Tests for normality?

Collector · February 7th, 2002, 3:50 am

I am sure there must be a lot of different tests developed to test data for normality.

What methods are there out there ? Kolmogorov-Smirnov test, chi squared
goodness of fit tests, Shapiro-Wilk statistic, Bowman-Shelton, Jarque-Bera.... ??

What are the pros and cons for the different methods? How good are quick and simple tests like the Bowman-Shelton or Jarque-Bera?

Vincent · February 7th, 2002, 7:09 am

Some statistic softwares have methods to test normality. e.g minitab

spartak · February 7th, 2002, 9:32 am

I often use SAS which simultaneously calculates value and p-value for four test statistics: Shapiro-Wilk, Kolmogorov-Smirnov, Cramer-von Mises, and Anderson-Darling. As I remember, I've never met a situation when for a given level of confidence (95%) one or more tests indicate that data is not normally distributed while others indicate the opposite.

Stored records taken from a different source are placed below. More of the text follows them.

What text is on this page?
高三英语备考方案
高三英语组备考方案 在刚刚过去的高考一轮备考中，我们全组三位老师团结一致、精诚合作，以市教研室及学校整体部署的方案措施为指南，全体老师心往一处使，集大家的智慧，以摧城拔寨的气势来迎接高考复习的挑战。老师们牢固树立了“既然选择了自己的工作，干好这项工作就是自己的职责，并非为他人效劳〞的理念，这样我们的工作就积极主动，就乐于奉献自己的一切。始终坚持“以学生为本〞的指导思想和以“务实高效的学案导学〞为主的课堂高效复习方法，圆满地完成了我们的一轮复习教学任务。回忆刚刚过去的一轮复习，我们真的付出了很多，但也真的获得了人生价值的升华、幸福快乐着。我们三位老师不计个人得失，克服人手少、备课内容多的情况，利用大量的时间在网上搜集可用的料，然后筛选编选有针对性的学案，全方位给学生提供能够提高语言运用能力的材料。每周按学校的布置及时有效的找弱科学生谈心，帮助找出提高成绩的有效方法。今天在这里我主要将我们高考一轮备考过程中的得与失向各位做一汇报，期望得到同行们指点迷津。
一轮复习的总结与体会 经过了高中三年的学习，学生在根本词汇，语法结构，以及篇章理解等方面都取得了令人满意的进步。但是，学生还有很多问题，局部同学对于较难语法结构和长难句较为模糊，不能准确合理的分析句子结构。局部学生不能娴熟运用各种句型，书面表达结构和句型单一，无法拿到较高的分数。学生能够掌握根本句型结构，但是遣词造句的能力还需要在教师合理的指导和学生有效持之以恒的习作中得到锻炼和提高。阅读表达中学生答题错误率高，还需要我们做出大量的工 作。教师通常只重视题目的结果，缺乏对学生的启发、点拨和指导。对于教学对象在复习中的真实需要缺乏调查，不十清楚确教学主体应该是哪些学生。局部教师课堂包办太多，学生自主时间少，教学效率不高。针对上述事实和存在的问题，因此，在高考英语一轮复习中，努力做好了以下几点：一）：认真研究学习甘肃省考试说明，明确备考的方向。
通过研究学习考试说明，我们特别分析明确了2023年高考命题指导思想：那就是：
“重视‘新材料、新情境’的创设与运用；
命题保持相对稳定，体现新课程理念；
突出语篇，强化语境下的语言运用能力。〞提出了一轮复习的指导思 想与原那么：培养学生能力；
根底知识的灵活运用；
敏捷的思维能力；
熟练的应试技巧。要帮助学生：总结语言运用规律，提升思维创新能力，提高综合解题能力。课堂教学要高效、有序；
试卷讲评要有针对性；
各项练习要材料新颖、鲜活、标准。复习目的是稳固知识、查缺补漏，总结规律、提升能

As I know, Kolmogorov-Smirnov and others chi-squared based statistics are asymptotical tests. This means that they work well when sample is sufficiently large, say n => 100.

spartak · February 7th, 2002, 11:08 am

I've found something about these tests in the SAS system help.

The Shapiro-Wilk statistic is the ratio of the best estimator of the variance (based on the square of a linear combination of the order statistics) to the usual corrected sum of squares estimator of the variance. W must be greater than zero and less than or equal to one, with small values of W leading to rejection of the null hypothesis of normality. Note that the distribution of W is highly skewed. Seemingly large values of W (such as 0.90) may be considered small and lead to the rejection of the null hypothesis. The W statistic is computed when the sample size is less than or equal to 2000.

The Kolmogorov statistic assesses the discrepancy between the empirical distribution and the estimated hypothesized distribution. For a test of normality, the hypothesized distribution is a normal distribution function with parameters and estimated by the sample mean and standard deviation.

The Cramer-von Mises statistic (W^2) is defined as (there comes an ugly integral)

The Anderson-Darling statistic (A^2) is defined as (there comes an ugly integral)

It seems that SAS relies more on the Anderson-Darling statistic, since, by default, all of automatic selection options use this test to accept or reject some decisions about a distribution.

matthewcroberts · February 8th, 2002, 2:54 pm

Collector,

Just a few thoughts, first if you want a thorough answer, post this question on Usenet at sci.stat.math. All of the tests mentioned by you & spartak are aymptotic tests; there is no such thing as a finite-sample distribution test. The difference is that the different tests have different levels of power; i.e. probabilities of rejecting the normal when true and failing to reject when false. I can't remember all of the pros & cons of the tests (there have been entire dissertations written on the subject, sci.stat.math will be excellent for this) but I rarely see Bera-Jarque tests used, they have very low power, much better tests are Kolmogorov and Anderson-Darling statistics.

My own $0.02: testing for normality is fraught with peril, proceed with great caution.

What are you trying to do?

matt.

Aaron · February 8th, 2002, 3:23 pm

I echo matthewcroberts points. I know of no reason to ever test for normality. What you want to test for is specific types of deviations that will invalidate your methods. In some cases skewness is most important, in other cases kurtosis and in the multivariate case it is often true that non-normality in the marginals is less important than multivariate deviations.

The first question I always ask is are you testing for normality because you hope to find it or you hope not to find it? The first case is generally that you have a technique that is optimal for normal data, and you want to make sure its safe to use. The second case is that you want to learn something from your data, and deviations from normality tell you something. Typically it is applied to residuals from prior modeling, and you want to know if you have extracted all information and reduced your data to white noise (the effect of a large number of independent factors, none of which is individually important). Although this is logically suspect, there can be important information in normal variates, and there is certainly lots of worthless non-normal data, it works surprisingly often.

In the first case, the common statistical tools come with normality tests tailored to their needs. If your tool does not have one, and it's too complicated for analysis, a bootstrap is a good general approach. Resampled normal data are also normal, so if you put them through your tool the distribution of answers should have the theoretical standard deviation computed for normal data. If it is significantly different, your data are not normal enough to use. This is simple, requires no math, and works for any distribution or tool.

In the second case, you are looking for exploitable deviations. In finance, for example, it's often interesting to compute the dollar value of knowing the exact deviations from normality in your data. For stock returns, for example, assume you create a zero-premium portfolio by buying and selling call options at different exercise prices, using the BS price from the standard deviation, but collecting payoffs based on a random draw from your data. If the best portfolio has an expected return more than a few percent of the standard deviation of your position, there are economically important non-normalities in your data. Otherwise, no.